Commerical high-volume microwave systems require highly-integrated circuits in order to make production of the system practical. The use of monolithic microwave integrated circuits (MMIC's) is critical to achieving this goal. For the past 30 years, microwave integrated circuits (MIC's) have relied heavily upon thin film technology for patterning of conduce, resistive, and insulating films on a ceramic substrate. The films are either deposited selectively as the circuit pattern or applied as an entire film and then masked and selectively etched to the desired circuit patterns. Thus, with the trend toward Ku-band communication systems, the devices have incorporated discrete capacitors, resulting in MIC's with a large number of discrete components. As a specific example, a MIC Ku-band upconverter fabricated using thin film technology includes on the order of 80 discrete components assembled with the substrate. The necessity of including these discrete capacitors and integrated circuits results in large, relatively heavy devices which are labor intensive, considering the number of discrete components which must be added after the processing of the substrate itself. Looking again at the Ku-band upconverter, the area required is approximately 4700 mm.sup.2.
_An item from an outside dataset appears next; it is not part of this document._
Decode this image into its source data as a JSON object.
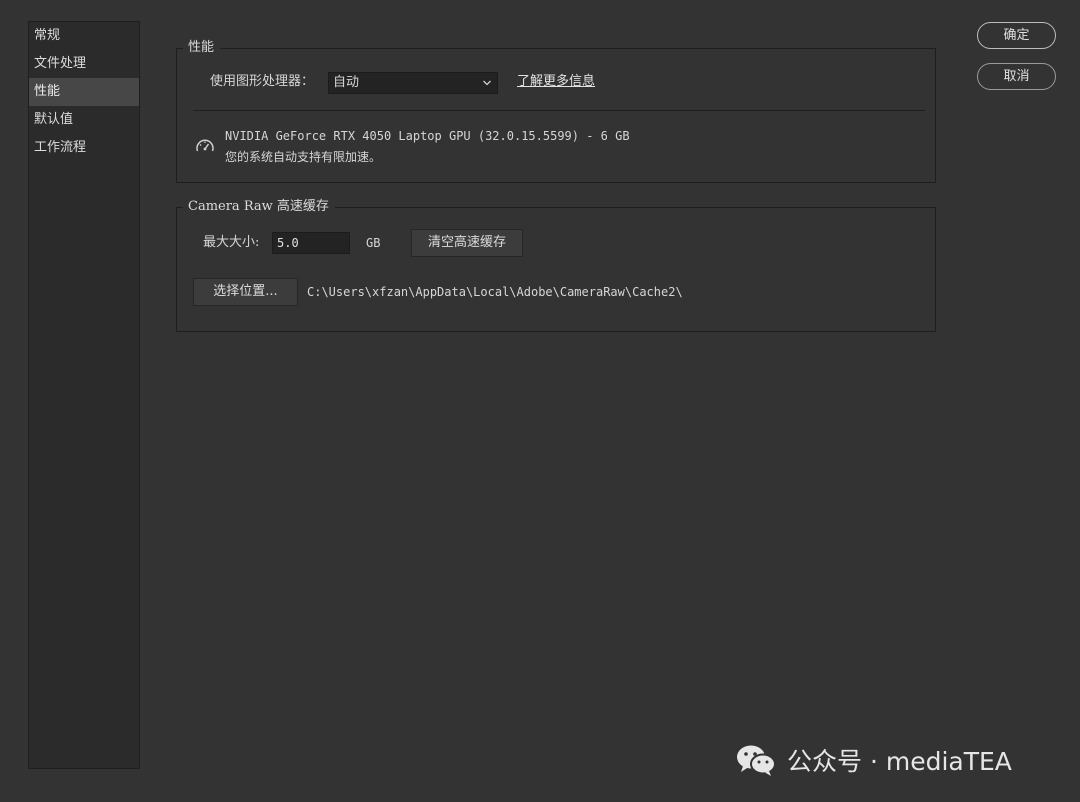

In addition to the large devices, thin film processing, while providing a great deal of precision in patterning, has several other disadvantages. Among these are the fact that deposited or sputtered conductor material is wasted by coating the inside of a vacuum chamber (i.e., a significant amount of gold is wasted), the ability to produce thick layers (greater than 0.5 mil) is limited, processing equipment is costly and cleanliness is critical so that expensive environmentally controlled facilities are required.
Thick film technology is well known for production of integrated circuit packaging and discrete components. The techniques and equipment required for thick film technology are significantly less stringent and less expensive than those for thin film processing. Further, thick film components can provide capacitors capable of operating at Ku frequencies. Thus, a thick film capacitor can provide the same capacitance values as those of discrete capacitors used with thin film processed substrates.
With the increase in the use of satellites for communications systems, the need is clear for reduced size and weight of components. It would, therefore, be desirable to provide an assembly which provides reduced size and weight which is capable of meeting the low loss requirements of microwave circuits. The process and devices of the present invention are directed toward attaining such a goal.